In a policy statement published today (October 28), the Financial Conduct Authority confirmed it had removed some of the barriers that had stopped so-called mortgage prisoners from finding a cheaper mortgage deal than the one they were on.
This was in line with the new affordability rules proposed in its consultation earlier this year which will allow lenders to carry out a ‘modified affordability assessment’ for mortgage prisoners, providing they are up to date with their mortgage payments, do not want to borrow more money, and are looking to remortgage rather than move home.
Instead of requiring lenders to look at whether consumers can afford a new mortgage policy by using stress testing, income checks and expenditure analysis, under the new rules they will only have to check the new policy has a lower total expected cost and lower interest rate than the current mortgage.

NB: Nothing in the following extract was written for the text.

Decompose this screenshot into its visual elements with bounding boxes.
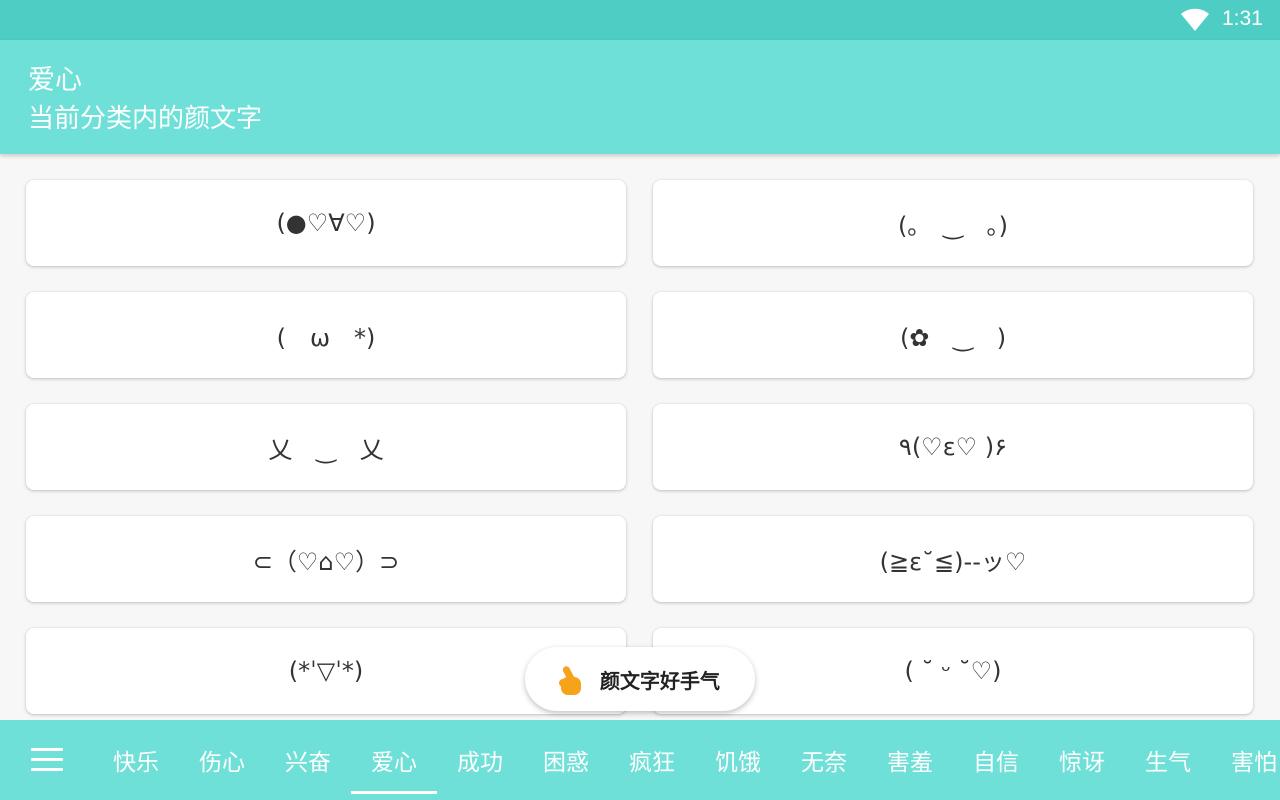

But the FCA went a step further, adding a condition to the rules which allow mortgage prisoners to borrow more money in order to fund advice fees.
This means consumers can ensure they switch to a suitable policy and do not have to stump up the cost for this advice as a lump sum but can split it over their mortgage term.
The consumers these new rules apply to are those that find themselves locked in their mortgage when they could potentially get a cheaper deal elsewhere, often dubbed mortgage prisoners.
This concerns predominantly consumers who took out a mortgage before the financial crisis but are now blocked from switching due to stricter lending rules, or because their loan was sold to an inactive lender.
Such consumers were previously often told by lenders they could not afford the new deal under the lending rules despite the new policy having cheaper monthly payments than their existing one and the borrower having continually paid off their monthly bill and stayed out of arrears.
Today the FCA also enforced rules which mean inactive lenders and unregulated entities must review their customer books and contact consumers that might fall into the mortgage prisoner category..
These include customers of old Northern Rock and Bradford & Bingley loans, which were bought by the government as part of a rescue package after the financial crash but later sold on to unregulated firms.
Christopher Woolard, executive director of strategy and competition at the FCA, said: “Responsible lending is hugely important, and unaffordable borrowing is a cause of significant harm.
“Mortgage prisoners are often stuck on more expensive mortgages. We are removing barriers to switching in our rules and we would like to see firms make changes to their own processes quickly in order that customers can benefit as soon as possible.”
How to handle mortgages held by unregulated entities became a sticking point for the FCA in recent years and in June the regulator’s chief executive Andrew Bailey to the Treasury select committee the watchdog was "taking seriously" the option of extending its regulatory perimeter to help such mortgage prisoners.